Performative Alientation? SO me, Bunny.

Was it divine intervention that led me to Bunny? Unlikely. I’d bought it months ago—April, perhaps—enticed by its garish, candy-colored cover. It sat on my shelf, waiting. I’d glance at it often, still inexplicably drawn to its synthetic brightness. The cover (and at the time, TikTok) made me buy it—but the timing of my reading felt suspiciously poetic. You see, I had just finished The Secret History and then here is Bunny, another dark academia book- but laced with gore and glitter.

The aesthetic..WOW. Think babydoll bows on bloodied axes. A rosary looped through a velvet spellbook. A haunted girlhood shrine layered in pastel lace, ceramic rabbits, and abused copies of literary greats. Need. I. Say. More.

The protagonist, Samantha, was me..specifically, she was everything I hate about myself. The worst kind of lonely girl—the one who turns isolation into personality, who treats alienation like an identity. She’s an insufferable, self-mythologizing sad girl. She wallows. She rejects kindness and connection, then laments their absence with banal self-pity. I kept thinking: Fuck, she’s awful. And then: Oh fuck. She’s me.

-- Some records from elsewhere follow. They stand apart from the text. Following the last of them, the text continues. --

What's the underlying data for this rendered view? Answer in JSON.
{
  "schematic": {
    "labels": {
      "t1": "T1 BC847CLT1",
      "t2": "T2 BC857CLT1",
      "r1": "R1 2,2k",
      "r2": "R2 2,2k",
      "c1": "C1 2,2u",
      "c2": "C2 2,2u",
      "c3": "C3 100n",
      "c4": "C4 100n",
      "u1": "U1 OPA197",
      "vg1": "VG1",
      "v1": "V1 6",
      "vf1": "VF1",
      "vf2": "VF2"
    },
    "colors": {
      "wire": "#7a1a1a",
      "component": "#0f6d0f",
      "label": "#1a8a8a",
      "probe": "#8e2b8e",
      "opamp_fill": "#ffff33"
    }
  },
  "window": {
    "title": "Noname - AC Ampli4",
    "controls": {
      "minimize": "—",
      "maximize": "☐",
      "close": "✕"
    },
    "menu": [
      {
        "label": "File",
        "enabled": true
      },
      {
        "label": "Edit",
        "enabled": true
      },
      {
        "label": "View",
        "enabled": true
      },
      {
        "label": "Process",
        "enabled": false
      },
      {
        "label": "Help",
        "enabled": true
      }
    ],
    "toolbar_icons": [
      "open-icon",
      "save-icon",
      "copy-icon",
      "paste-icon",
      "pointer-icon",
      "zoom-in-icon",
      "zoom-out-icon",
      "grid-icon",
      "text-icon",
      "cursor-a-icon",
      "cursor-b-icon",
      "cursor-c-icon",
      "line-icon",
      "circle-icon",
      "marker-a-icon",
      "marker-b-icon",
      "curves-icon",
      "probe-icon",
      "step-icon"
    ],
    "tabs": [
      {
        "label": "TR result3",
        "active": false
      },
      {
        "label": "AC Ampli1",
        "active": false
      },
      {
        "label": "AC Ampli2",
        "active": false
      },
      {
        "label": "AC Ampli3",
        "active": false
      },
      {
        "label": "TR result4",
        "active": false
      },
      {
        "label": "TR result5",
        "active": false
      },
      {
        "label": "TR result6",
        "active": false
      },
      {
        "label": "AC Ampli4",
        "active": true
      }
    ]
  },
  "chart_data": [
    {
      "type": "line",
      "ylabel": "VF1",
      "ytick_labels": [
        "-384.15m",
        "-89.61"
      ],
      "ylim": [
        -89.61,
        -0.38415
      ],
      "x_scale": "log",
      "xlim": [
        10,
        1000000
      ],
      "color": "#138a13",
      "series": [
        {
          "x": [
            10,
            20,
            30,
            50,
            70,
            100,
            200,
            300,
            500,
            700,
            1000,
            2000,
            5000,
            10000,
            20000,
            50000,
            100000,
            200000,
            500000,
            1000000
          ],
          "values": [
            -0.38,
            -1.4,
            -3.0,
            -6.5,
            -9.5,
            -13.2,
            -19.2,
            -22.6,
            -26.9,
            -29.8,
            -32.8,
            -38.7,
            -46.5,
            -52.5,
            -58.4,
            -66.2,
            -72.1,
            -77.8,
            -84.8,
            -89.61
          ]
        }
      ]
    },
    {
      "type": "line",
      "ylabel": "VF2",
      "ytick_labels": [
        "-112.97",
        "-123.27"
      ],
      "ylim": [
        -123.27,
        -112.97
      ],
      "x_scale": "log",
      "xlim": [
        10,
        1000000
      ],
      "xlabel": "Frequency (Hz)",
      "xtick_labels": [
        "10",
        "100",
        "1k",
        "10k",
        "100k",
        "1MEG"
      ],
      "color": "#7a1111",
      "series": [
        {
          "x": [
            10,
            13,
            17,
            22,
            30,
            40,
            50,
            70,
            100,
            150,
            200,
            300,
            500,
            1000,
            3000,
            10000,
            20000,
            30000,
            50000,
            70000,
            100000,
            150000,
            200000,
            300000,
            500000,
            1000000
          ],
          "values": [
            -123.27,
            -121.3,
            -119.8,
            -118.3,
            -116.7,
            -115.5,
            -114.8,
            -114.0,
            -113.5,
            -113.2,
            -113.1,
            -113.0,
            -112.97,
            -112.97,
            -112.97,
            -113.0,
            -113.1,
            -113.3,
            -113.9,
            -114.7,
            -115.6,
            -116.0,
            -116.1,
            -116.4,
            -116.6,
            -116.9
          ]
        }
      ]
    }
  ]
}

I’m at least honest in my melodrama. But what disturbed me wasn’t her despair—it was the narcissism embedded within it. Her love interests are her own conjured 'creations' riddled with her own insufferable qualities. Basically, she falls for a fantasies of herself. How ridiculous. How self-indulgent. And how humiliating to admit: I’ve had that thought too. If only there were someone like me — someone who understood me the way I understand me...another me..

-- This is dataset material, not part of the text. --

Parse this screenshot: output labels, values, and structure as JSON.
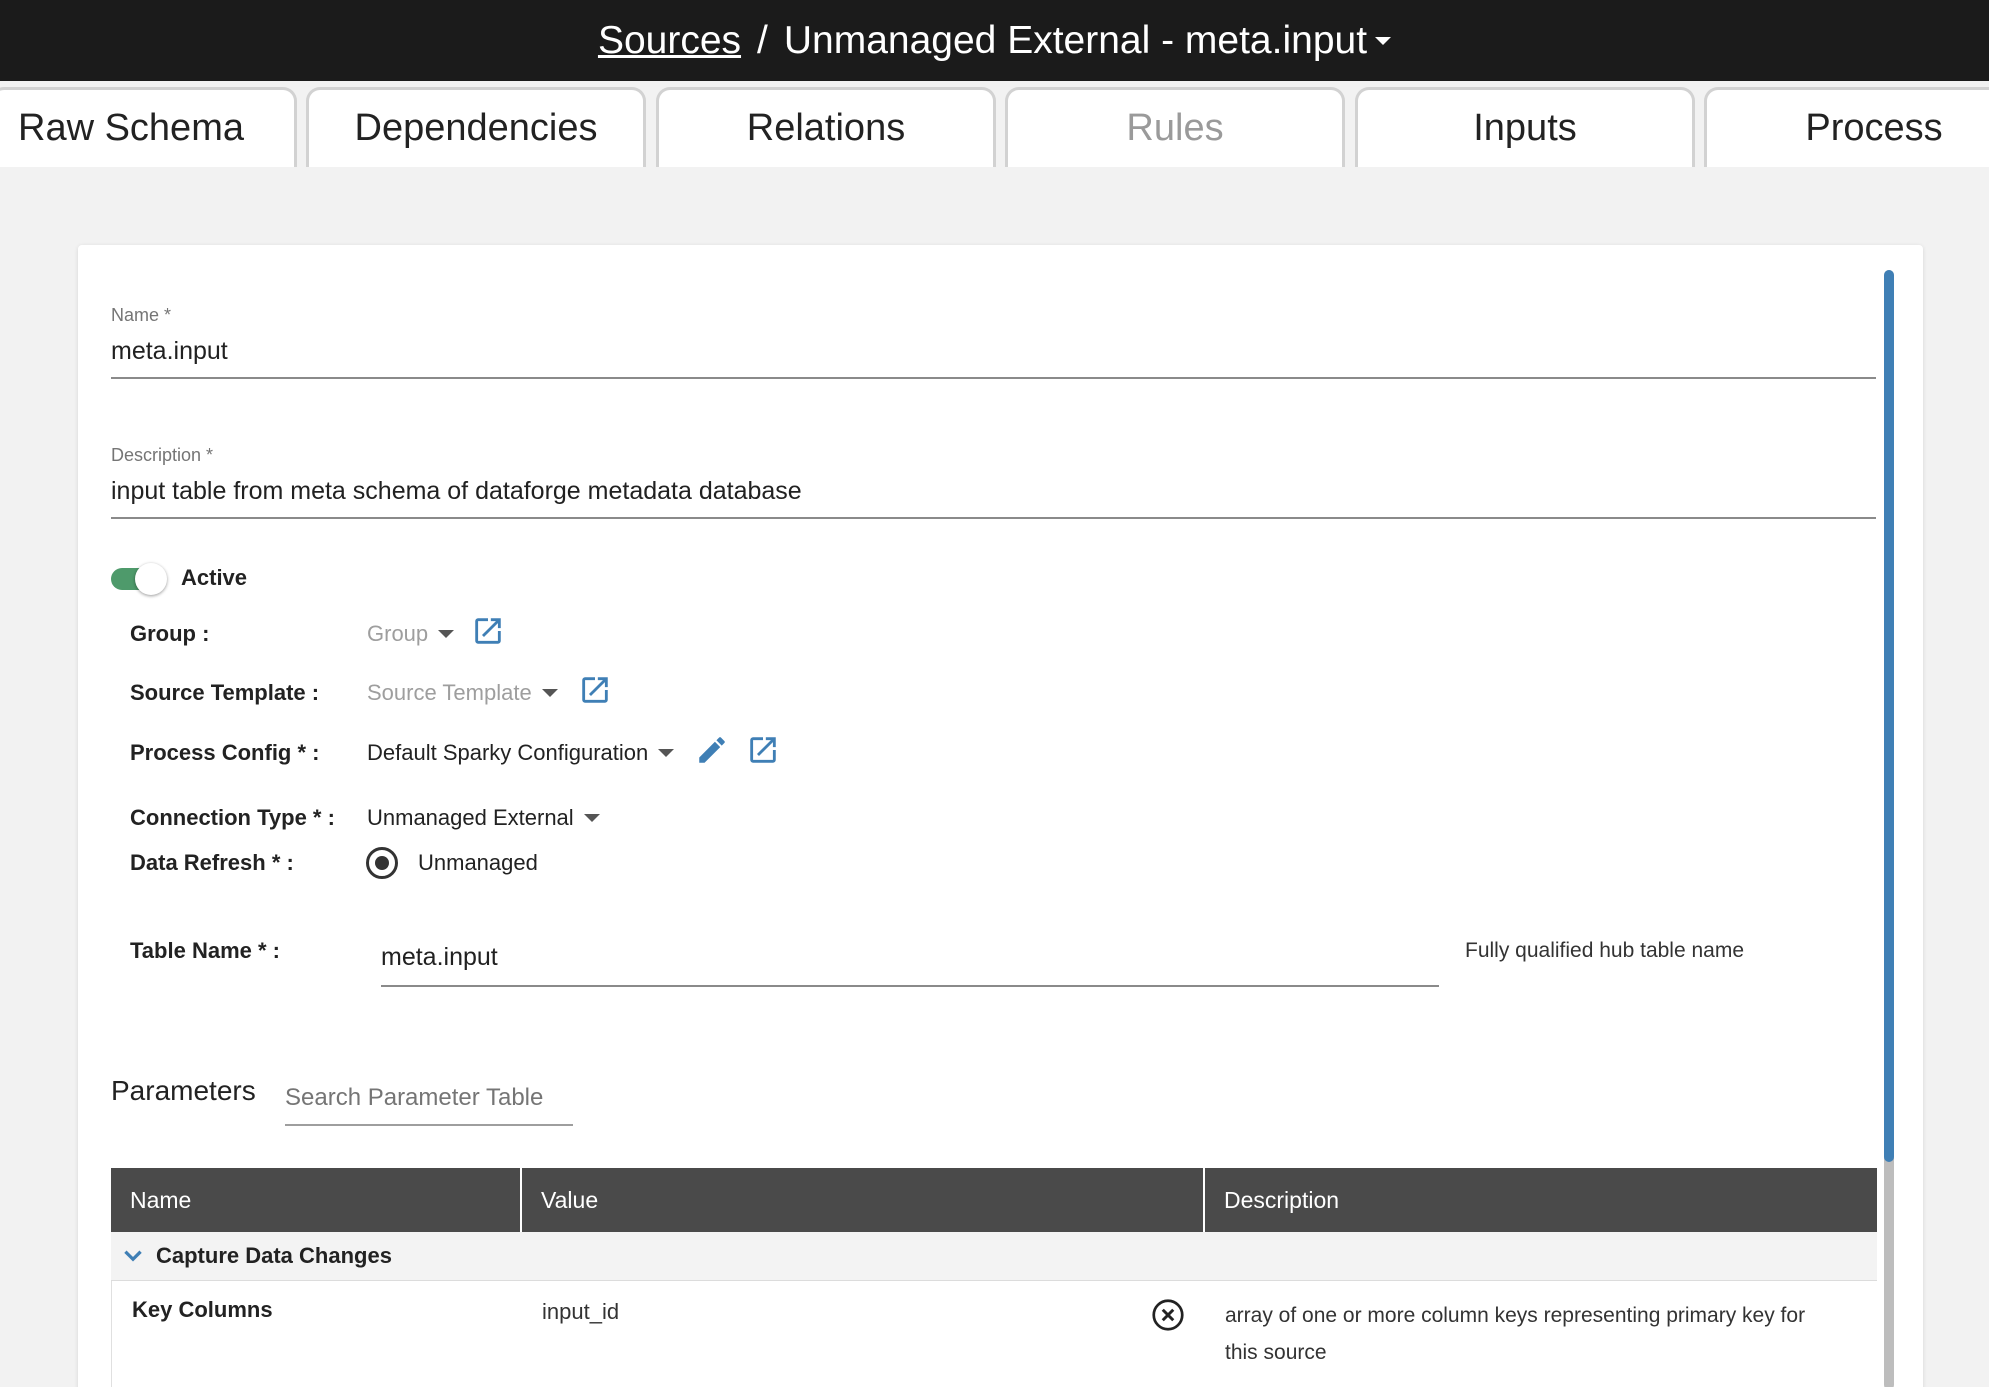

By the end of it, the real horror was that Samantha's loneliness and petulant bitterness was what drove her to the brink of insanity..

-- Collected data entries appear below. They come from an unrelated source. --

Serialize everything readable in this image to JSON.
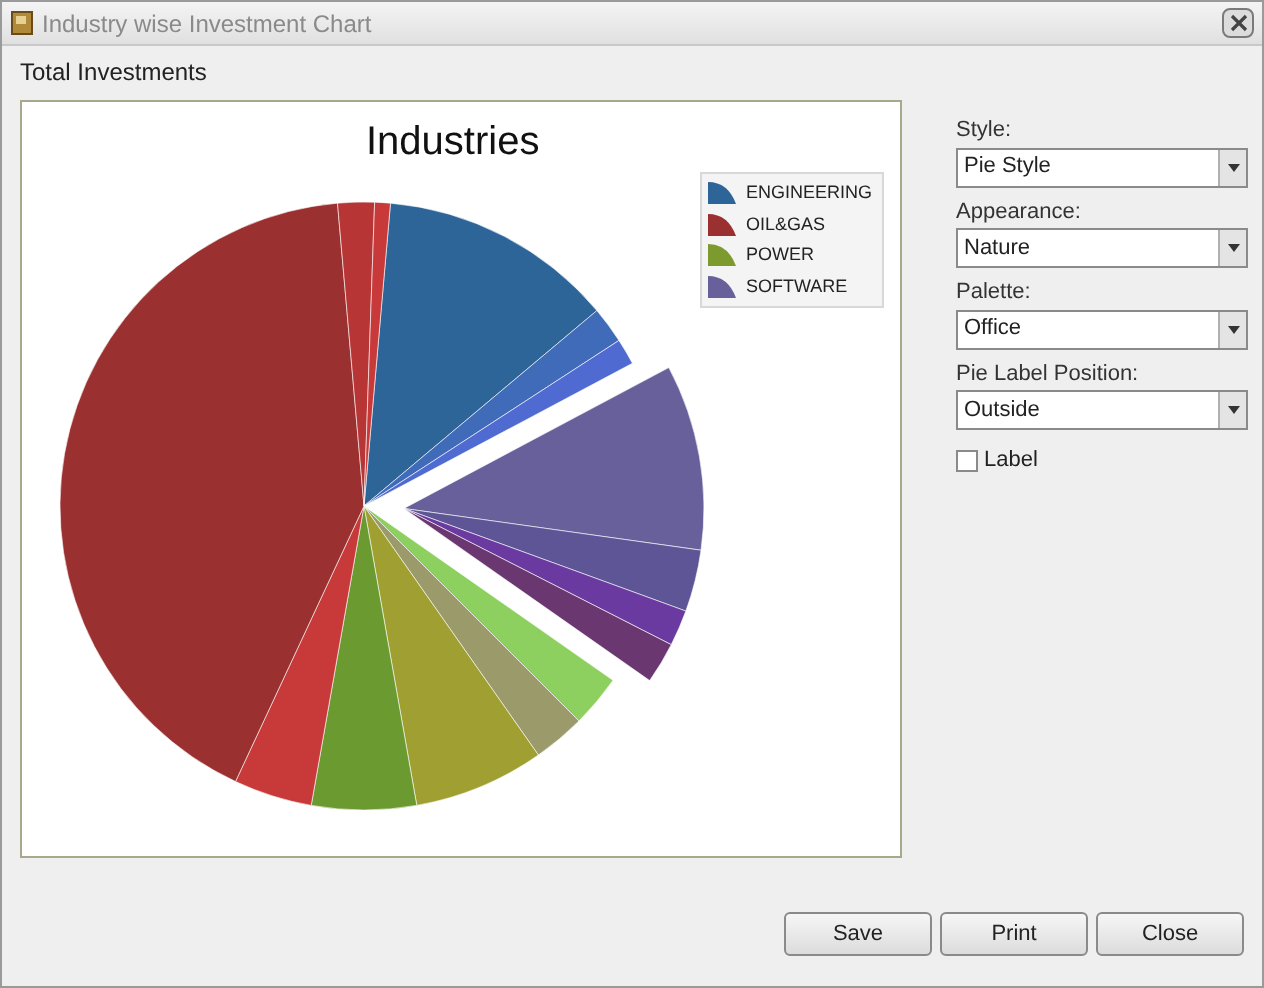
{
  "window": {
    "title": "Industry wise Investment Chart"
  },
  "group_label": "Total Investments",
  "chart": {
    "title": "Industries",
    "legend": [
      {
        "label": "ENGINEERING",
        "color": "#2e6599"
      },
      {
        "label": "OIL&GAS",
        "color": "#9b3030"
      },
      {
        "label": "POWER",
        "color": "#7c9a2e"
      },
      {
        "label": "SOFTWARE",
        "color": "#67609a"
      }
    ]
  },
  "settings": [
    {
      "kind": "dropdown",
      "label": "Style:",
      "value": "Pie Style"
    },
    {
      "kind": "dropdown",
      "label": "Appearance:",
      "value": "Nature"
    },
    {
      "kind": "dropdown",
      "label": "Palette:",
      "value": "Office"
    },
    {
      "kind": "dropdown",
      "label": "Pie Label Position:",
      "value": "Outside"
    },
    {
      "kind": "checkbox",
      "label": "Label",
      "checked": false
    }
  ],
  "buttons": [
    "Save",
    "Print",
    "Close"
  ]
}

It forced a question I’ve tried to avoid but have been wondering recently: Is my alienation genuine? Or is it a performance I’ve refined over the years? Do I truly believe I’m too strange or serious for most people—or have I just made peace with social difficulty by romanticizing it? I fill my time with books, art, and odd fascinations, draping myself in difference. I say I’m too complex for casual connection. An old soul. But maybe t’s just a shield..a way to preempt rejection..

Bunny enchanted me at first, but its narrative thinned quickly; by the final chapters, I was flipping pages out of obligation. Still, it left a mark. I walked away not thinking about Samantha, but about myself. About how I sometimes wear my sorrow like a rare perfume, obscure and irresistible. How I cling to it for identity, talk about it like it’s a trait, write about it like it’s an art.

I know, like Samantha, deep down I yearn for belonging. God, how I wish I had my own girl-cult. The Bunnies, or someone like the dancers in Suspiria..soft femininity, shared rituals and beautiful violence. I crave female friendship. But I’ve moved through life unable to keep or make many female friends. I maybe attach myself to one, but never a group. Maybe because I always wonder — what if I’m not the Duchess? What if I’m just another girl in the room, unchosen, unadored?

Tomorrow, I’ll indulge in hot Pilates. The rest of the day will be devoted to preparing a Greek-themed dinner—an offering, perhaps, to the gods of pretension. (I am reading Oedipus after all. The Secret History has done something irreversible to my brain.)

I invited a few girls. One might show. Maybe. You see? I make attempts. Pitiful, but real.

My promised leaves for Virginia on Tuesday evening. The week ahead will be mine alone. More solitude. I’ll try to pick up extra shifts for socializing purposes, not financial. I’ll read. I’ll think. I’ll write. But some small voice still whispers: someone save me from this miserable little pity party.